REPUBLIKA.CO.ID, JAKARTA — Masyarakat Anti Korupsi Indonesia (MAKI) bersama Lembaga Pengawasan, Pengawalan, dan Penegakan Hukum Indonesia (LP3HI) membeberkan temuan empat klaster dalam skandal korupsi dan tindak pidana pencucian uang (TPPU) proyek pembangunan serta penyediaan infrastruktur BTS 4G BAKTI Kementerian Komunikasi dan Informatika (Kemenkominfo). Dua lembaga penyelidik partikelir tersebut mendesak agar Jaksa Agung Muda Tindak Pidana Korupsi (Jampidsus) di Kejaksaan Agung (Kejagung) menyeret semua pihak-pihak terlibat dalam empat klaster korupsi yang merugikan negara Rp 8,32 triliun tersebut.
Wakil Ketua LP3HI, Kurniawan Adi Nugroho, mengungkapkan empat klaster tersebut terdiri dari kelompok di pihak Kemenkominfo dan Badan Aksesibilitas Telekomunikasi dan Informasi (BAKTI). Klaster kedua dari pihak lembaga pengawas di Dewan Perwakilan Rakyat (DPR), dan di Badan Pemeriksa Keuangan (BPK). Ketiga adanya klaster pemborong. Serta terakhir di klaster keempat, adalah para makelar kasus yang ‘bergentayangan’ di lingkungan kejaksaan untuk pengamanan penerapan pasal-pasal tertentu dalam proses penyidikan.
“Keempat klaster-klaster ini, semuanya turut menikmati aliran-aliran uang yang diduga bersumber dari tindak pidana korupsi dalam pembangunan dan penyediaan infrastruktur BTS 4G Kemenkominfo ini,” kata Kurniawan di Pengadilan Negeri Jakarta Selatan (PN Jaksel), pada Senin (26/6/2023).

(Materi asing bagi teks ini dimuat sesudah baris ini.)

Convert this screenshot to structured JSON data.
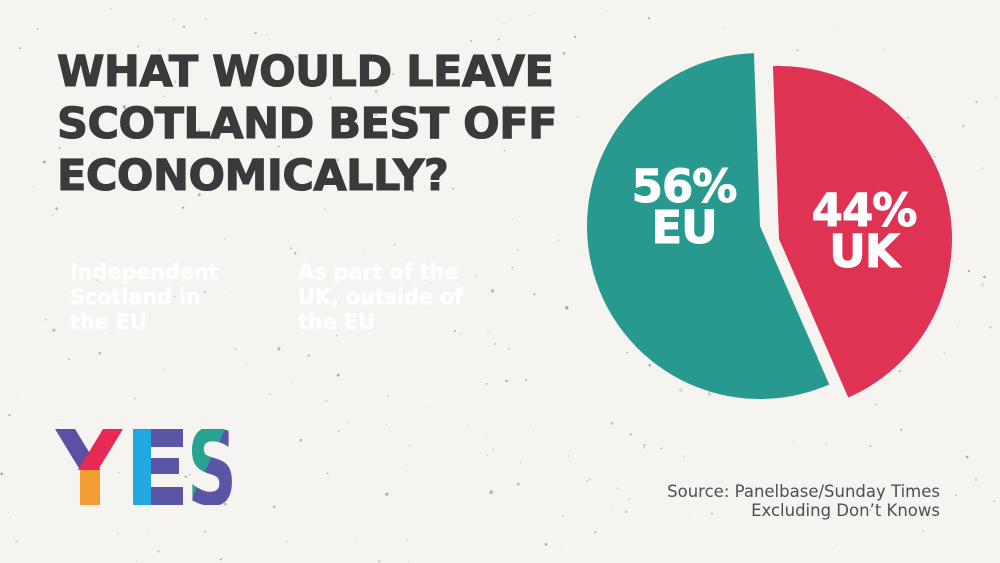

Kurniawan menjadi perwakilan LP3HI dan MAKI dalam sidang perdana praperadilan terhadap Jampidsus-Kejagung serta Komisi III DPR RI terkait desakan agar penyidikan tersangka korupsi BTS 4G BAKTI Kemenkominfo juga turut dijerat dengan pasal-pasal dalam UU 8/2010 tentang TPPU. Akan tetapi sidang perdana, Senin (26/6/2023) itu digelar singkat tanpa kehadiran pihak Kejakgung maupun Komisi III.
Karena itu, hakim menunda persidangan sampai 4 Juli 2023 mendatang. Namun, Kurniawan membeberkan hasil investigasi LP3HI dan MAKI yang menjadi acuan dalam permohonan praperadilan tersebut.
Kurniawan menjelaskan dari klaster di Kemenkominfo dan BAKTI, tim penyidikan Jampidsus-Kejagung memang sudah menetapkan dua tersangka. Yakni tersangka eks Menkominfo Johnny Gerard Plate (JGP) dan Dirut BAKTI Anang Achmad Latif (AAL). Akan tetapi masih ada para terlibat lainnya, di lingkaran pejabat utama di Kemenkominfo dan BAKTI yang menurut LP3HI dan MAKI, pun turut menikmati uang hasil korupsi BTS 4G BAKTI Kemenkominfo tersebut.
Termasuk dikatakan Kurniawan, di level staf ahli menteri, maupun para jajaran direksi lainnya pada badan layanan umum tersebut. Pun Kurniawan menjelaskan, dari dua tersangka utama itu penyidik Kejakgung, cuma menjerat AAL sebagai tersangka TPPU. Sementara Johnny, kata Kurniawan dalam berkas perkara tak dikenakan sangkaan TPPU.
Dalam klaster kedua, terkait lembaga pengawasan, LP3HI dan MAKI menuding adanya aliran uang ke para anggota Komisi I di DPR RI, dan ke Badan Pemeriksa Keuangan (BPK). Kurniawan mengatakan, bukti aliran uang ke klaster lembaga pengawasan tersebut diperoleh dari pengakuan tersangka Windy Purnomo (WP). WP adalah tersangka swasta yang ditetapkan terkait perannya selaku Direktur PT Multimedia Berdikari Sejahtera yang menjadi penghubung, dan salah-satu penghubung, serta penyalur uang-uang ke sejumlah pihak di Kemenkominfo, di BAKTI, serta di DPR, juga di BPK.
“Berdasarkan pengakuan tersangka WP, telah menyerahkan uang sebesar Rp 70 miliar kepada orang bernama NY yang berdasarkan pengakuan diperuntukkan untuk oknum pimpinan di Komisi I DPR,” ujar Kurniawan.